# Help -- Cat bites hair



## mgow (Nov 15, 2003)

My 8-month-old female kitty has an obsession with chewing on my hair. It seems that nothing brings her more bliss than to chew on my hair while purring and kneading my hair. Whenever I pick her up or pat her, she tries to get at it, which I don't let her do. 

She is an otherwise well-adjusted, healthy kitty and gets along well with our other kitty, a male of the same age. They are both spayed/neutered. I have shoulder-length hair and don't use anything strange on it (not even hairspray or gel), and our other cat doesn't have any particular interest in it. 

All I can think is that she thinks it might be her mother and she is looking for food or comfort. Shouldn't she be over this by 8 months old and having lived with us for almost 6 months? She is a sweet and affectionate cat, but I have to lock her out of the bedroom when I sleep because she keeps me awake all night kneading and purring and chewing. How can I get her to stop?


----------



## kitkat (Sep 22, 2003)

Have you tried firmly saying "NO" everytime she does it? Sometimes even spraying them with water will get them to realize chewing hair = water spraying. I heard sometimes if they are taken away from their mommy too soon they can sometimes behave in ways where they are still acting like a baby when they are older. 
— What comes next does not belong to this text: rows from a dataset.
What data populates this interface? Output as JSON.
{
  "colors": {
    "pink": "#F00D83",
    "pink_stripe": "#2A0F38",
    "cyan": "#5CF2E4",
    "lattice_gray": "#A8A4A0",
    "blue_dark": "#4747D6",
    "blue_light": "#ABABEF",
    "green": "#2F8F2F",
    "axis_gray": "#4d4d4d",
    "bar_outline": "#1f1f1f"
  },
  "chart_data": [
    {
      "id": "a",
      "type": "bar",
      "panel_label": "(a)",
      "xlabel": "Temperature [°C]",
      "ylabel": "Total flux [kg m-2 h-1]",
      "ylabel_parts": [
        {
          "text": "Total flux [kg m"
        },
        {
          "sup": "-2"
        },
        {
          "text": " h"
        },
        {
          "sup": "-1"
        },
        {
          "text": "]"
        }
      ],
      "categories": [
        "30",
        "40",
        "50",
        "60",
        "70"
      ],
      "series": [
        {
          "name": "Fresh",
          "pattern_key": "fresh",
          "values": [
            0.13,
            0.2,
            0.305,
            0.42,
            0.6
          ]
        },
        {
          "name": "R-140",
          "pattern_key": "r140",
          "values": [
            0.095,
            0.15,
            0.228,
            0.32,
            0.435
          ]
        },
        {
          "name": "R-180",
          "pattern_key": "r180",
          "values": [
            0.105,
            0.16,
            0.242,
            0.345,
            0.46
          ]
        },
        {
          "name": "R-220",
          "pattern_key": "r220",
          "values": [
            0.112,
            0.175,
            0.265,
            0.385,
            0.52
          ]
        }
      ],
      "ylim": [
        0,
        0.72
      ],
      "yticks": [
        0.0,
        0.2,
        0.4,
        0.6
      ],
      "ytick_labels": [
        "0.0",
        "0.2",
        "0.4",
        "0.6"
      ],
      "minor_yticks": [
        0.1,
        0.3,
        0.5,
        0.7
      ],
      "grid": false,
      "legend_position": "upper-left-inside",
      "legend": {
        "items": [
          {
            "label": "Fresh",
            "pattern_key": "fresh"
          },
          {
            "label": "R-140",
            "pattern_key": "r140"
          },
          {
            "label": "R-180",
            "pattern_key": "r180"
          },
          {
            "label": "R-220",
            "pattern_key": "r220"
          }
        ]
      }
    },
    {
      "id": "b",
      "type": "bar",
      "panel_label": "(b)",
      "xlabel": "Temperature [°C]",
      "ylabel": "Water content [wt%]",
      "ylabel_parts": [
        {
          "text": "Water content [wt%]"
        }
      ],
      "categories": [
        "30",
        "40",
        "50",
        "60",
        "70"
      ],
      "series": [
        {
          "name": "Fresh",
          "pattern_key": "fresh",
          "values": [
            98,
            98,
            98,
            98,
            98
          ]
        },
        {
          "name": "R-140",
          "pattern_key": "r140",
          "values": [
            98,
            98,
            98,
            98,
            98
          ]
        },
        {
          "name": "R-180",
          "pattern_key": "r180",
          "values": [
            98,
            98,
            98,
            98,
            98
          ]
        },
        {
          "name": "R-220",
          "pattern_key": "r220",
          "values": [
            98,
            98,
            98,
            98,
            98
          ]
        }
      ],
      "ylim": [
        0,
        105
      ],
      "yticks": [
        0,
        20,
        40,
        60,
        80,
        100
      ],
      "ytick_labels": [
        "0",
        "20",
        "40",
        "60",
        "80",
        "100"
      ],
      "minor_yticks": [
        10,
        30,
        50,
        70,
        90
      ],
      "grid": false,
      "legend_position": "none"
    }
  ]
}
One of my cats love playing with my hair when its swinging around b/c she probably thinks its moving curtains or something but then again, I have long hair and she only does this when I brush it or something. 

I heard they have a bitter apple spray to repel cats from chewing wires and such but hey I wouldnt recommend putting that stuff in your hair just so your cat will stop playing with it! It may work though but not good for your hair I think. Just try disciplining them with a firm "NO" and water squirts, at that age they are still growing and learning :wink:


----------



## Aonir (Aug 18, 2003)

Several of my cats LOVE my hair. It's to my mid-back. They really like it when it's wet to. Like you, I don't put anything in my hair. I just pull the kits away and hide my head, lol


----------



## Wayne (Feb 1, 2003)

Cats playing in your hair is usually a kitten thing. I had one who would do this until I sprayed him a couple of times with a water sprayer. Sometimes when you get up in the morning your pet may not be as affectionate after being sprayed in the night for nursing in your hair. However, if you feed him something that he really likes, often the ill-feelings go away very quickly.


----------



## stu (Jul 15, 2003)

My cat Jazz does that most mornings.
She comes in at about 5am (!) or later, jumps on to the pillow and licks my hair a bit, then takes a bite!
The first time it happened, I almost had a heart attack, but if I brush her away a couple of times, she gets the message.
But if it is a problem, I would tap her (not too hard) on the nose and say "NO!", or squirt her with water (but not in the face).


----------



## arclyte (Nov 20, 2003)

*kitties in my hair!*

my two kittens seem to like my hair too, but not quite in the same way. my hair is getting pretty long now (for me at least) and whenever it hangs down they'll try to attack it. it's scary sometimes, i have this cute placid little kitty sitting in my lap and a lock of hair will shift and they look up at me with that devilish "about to prounce" look and launch at my head with their claws out. i haven't had them miss yet but it's a bit unnerving to have kitty claws flying at your face. otherwise it's pretty cute though, they just scratch at my hair and chew on it a bit. i usually just brush them off or put a hat on. i just blame it on them being kittens because they attack anything that moves, and even most things that don't, at this point. they haven't played with my hair when i'm laying down, though, just when it's hanging down like so many piece of string, just calling to them...


----------



## JenUrich (May 9, 2003)

How neat, I always wondered if this happened to other people! One of my cats LOVES to lay in my hair when I'm sleeping or in bed. Actually, if I'm laying down ANYWHERE, he'll come over and lay next to me, put his face in my hair and just lay there for awhile. It's cute, except when he starts kneading and tangling my hair, that's where I draw the line. Ow.


----------